Nel 2009 Bassam Abu Rahma è stato colpito da uno sparo a distanza ravvicinata al petto con un lacrimogeno ad alta velocità, di quelli che sono progettati per attraversare muri di cemento e gasare la gente all’ interno. E ‘stato colpito mentre camminava verso i soldati israeliani, alzando le mani in aria. Egli stava manifestando per i suoi compagni palestinesi detenuti nelle varie prigioni israeliane e centri di detenzione senza accusa né processo e contro l’espansione degli insediamenti intorno al suo villaggio di Bil’in
Samer Issawi è in sciopero della fame in un centro di detenzione israeliano da 270 giorni, uno dei più lunghi scioperi della fame nella storia. Ha rifiutato l’offerte israeliana di essere esiliato a Gaza o in altri paesi delle Nazioni Unite, affermando con fermezza che lui o sarà rilasciato a casa sua a Gerusalemme o morirà di fame.
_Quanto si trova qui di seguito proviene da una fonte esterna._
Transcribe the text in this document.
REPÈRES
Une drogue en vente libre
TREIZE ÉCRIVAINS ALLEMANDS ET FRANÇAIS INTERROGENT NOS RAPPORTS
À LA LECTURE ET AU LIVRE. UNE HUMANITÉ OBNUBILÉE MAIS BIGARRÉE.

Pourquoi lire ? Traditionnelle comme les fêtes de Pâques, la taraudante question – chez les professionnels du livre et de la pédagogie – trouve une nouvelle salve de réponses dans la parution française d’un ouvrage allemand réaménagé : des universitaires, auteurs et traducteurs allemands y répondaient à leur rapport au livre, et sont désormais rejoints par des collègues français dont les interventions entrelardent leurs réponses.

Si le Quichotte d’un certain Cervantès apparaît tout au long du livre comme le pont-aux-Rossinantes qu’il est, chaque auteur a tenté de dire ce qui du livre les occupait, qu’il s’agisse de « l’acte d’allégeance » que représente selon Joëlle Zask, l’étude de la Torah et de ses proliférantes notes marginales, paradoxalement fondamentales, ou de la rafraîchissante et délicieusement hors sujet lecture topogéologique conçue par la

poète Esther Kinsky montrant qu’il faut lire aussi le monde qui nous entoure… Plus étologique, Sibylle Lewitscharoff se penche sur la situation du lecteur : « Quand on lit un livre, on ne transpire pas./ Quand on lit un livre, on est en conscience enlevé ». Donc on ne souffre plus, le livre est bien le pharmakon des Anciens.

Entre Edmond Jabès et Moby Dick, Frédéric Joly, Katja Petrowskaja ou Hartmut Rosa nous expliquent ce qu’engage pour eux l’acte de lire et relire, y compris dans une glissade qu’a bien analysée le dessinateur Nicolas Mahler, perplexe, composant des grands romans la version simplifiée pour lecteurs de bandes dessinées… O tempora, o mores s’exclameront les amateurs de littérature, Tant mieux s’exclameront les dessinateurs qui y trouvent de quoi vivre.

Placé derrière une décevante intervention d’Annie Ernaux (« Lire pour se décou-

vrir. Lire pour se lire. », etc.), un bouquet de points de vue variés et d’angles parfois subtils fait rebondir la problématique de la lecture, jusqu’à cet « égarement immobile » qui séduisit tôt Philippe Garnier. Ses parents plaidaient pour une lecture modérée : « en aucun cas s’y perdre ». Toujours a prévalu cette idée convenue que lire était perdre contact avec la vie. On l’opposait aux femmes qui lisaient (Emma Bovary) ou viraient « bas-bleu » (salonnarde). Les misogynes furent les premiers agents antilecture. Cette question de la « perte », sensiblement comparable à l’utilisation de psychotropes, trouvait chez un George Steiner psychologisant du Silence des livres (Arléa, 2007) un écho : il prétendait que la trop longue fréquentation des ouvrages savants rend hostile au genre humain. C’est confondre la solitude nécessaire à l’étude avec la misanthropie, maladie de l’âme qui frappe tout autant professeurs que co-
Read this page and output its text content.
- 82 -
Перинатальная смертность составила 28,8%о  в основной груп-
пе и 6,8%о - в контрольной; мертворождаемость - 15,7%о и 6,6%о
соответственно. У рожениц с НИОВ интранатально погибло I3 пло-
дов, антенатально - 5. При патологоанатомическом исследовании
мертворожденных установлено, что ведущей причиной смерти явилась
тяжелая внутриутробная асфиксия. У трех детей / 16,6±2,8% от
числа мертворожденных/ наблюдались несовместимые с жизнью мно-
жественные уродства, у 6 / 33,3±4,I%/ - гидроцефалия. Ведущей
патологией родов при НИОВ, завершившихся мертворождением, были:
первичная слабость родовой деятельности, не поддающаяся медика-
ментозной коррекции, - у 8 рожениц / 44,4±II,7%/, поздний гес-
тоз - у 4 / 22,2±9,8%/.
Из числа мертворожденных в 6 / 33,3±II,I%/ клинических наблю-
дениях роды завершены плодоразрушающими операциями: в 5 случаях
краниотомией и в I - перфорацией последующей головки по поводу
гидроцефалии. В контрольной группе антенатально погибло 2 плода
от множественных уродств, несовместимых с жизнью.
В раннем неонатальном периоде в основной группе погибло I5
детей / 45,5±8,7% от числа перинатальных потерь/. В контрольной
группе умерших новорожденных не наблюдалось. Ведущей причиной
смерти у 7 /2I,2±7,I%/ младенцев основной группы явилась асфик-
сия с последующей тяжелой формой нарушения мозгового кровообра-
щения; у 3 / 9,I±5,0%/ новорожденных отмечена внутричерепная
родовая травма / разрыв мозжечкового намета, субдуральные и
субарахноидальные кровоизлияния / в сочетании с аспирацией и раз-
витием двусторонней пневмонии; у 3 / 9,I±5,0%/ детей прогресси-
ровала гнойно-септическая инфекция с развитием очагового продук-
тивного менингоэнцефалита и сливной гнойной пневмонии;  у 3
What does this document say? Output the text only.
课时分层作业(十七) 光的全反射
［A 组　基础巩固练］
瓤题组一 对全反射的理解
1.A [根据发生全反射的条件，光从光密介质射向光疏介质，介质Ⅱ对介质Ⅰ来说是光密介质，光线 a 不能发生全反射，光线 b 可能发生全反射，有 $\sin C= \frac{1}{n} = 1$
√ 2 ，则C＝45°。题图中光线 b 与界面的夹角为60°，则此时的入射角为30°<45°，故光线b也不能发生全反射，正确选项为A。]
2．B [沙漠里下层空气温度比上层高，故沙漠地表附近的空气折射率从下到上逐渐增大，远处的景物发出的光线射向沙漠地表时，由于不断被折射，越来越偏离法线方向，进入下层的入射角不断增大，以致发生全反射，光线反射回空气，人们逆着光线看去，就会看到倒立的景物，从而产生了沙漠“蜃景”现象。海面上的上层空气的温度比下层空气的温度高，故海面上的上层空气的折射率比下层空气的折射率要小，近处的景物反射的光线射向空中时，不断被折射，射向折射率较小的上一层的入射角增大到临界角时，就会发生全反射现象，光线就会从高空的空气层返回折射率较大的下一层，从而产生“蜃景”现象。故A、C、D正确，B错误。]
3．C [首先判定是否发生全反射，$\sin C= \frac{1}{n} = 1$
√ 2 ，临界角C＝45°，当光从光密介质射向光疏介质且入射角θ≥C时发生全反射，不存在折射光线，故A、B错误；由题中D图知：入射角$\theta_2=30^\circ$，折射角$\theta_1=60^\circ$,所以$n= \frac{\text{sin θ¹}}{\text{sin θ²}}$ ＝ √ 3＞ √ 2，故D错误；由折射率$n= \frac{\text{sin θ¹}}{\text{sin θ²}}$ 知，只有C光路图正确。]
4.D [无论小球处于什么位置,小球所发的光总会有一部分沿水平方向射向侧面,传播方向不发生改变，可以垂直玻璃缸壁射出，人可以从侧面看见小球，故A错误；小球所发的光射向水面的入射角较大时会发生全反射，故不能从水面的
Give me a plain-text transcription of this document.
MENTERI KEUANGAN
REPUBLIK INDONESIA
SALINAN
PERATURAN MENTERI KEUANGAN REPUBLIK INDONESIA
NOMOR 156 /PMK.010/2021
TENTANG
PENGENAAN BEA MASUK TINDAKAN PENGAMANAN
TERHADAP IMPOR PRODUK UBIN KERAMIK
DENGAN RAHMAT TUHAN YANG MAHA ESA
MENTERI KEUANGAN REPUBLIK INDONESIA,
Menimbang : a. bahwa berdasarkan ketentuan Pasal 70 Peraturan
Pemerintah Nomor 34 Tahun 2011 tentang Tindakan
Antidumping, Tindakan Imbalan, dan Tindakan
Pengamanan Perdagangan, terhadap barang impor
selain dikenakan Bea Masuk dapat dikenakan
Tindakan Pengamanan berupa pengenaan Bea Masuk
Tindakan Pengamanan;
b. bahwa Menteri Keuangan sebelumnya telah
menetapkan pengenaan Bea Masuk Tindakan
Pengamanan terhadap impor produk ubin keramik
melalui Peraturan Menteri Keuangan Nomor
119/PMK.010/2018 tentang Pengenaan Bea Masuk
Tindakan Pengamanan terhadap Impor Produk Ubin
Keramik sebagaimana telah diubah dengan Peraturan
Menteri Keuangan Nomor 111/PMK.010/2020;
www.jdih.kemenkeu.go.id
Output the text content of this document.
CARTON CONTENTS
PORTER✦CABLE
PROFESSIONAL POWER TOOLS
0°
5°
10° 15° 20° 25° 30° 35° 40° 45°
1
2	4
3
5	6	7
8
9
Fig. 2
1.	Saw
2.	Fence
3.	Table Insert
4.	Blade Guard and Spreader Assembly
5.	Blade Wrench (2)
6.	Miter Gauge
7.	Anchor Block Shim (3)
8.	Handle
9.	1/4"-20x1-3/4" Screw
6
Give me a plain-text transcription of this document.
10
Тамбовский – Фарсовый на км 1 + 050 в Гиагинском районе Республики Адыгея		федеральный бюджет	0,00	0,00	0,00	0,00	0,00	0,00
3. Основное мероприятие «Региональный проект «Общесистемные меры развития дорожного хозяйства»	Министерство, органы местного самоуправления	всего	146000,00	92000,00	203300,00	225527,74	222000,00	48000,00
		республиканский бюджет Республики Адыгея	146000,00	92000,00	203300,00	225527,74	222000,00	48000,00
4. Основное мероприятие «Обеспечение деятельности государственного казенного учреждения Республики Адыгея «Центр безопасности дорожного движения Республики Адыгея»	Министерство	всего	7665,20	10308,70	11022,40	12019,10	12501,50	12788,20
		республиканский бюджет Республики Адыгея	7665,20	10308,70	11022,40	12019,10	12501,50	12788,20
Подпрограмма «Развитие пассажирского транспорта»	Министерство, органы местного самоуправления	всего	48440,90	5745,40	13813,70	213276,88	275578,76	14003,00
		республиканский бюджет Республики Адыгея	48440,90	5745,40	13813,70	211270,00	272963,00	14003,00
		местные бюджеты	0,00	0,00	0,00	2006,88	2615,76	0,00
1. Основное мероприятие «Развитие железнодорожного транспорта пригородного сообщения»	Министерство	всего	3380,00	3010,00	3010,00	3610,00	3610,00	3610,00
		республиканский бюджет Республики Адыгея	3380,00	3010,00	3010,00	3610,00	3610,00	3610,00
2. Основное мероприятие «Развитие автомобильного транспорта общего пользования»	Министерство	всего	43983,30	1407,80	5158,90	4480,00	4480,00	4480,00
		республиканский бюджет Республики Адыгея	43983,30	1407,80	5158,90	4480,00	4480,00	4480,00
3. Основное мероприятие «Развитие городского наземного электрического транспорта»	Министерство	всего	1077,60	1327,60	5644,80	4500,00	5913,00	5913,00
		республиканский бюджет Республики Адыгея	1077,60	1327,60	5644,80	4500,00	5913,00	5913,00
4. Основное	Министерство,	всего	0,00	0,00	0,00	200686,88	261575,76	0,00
La giornata del Prigioniero palestinese è stata istituita per ricordare al mondo le migliaia di prigionieri politici palestinesi detenuti nelle prigioni israeliane o centri di detenzione senza accusa né processo per lunghi periodi di tempo. Il International Solidarity Movement, in solidarietà con il popolo palestinese e i prigionieri politici in tutto il mondo chiedono la liberazione immediata di questi prigionieri e chiedono che venga fatta una pressione internazionale su Israele per le sue numerose violazioni del diritto internazionale.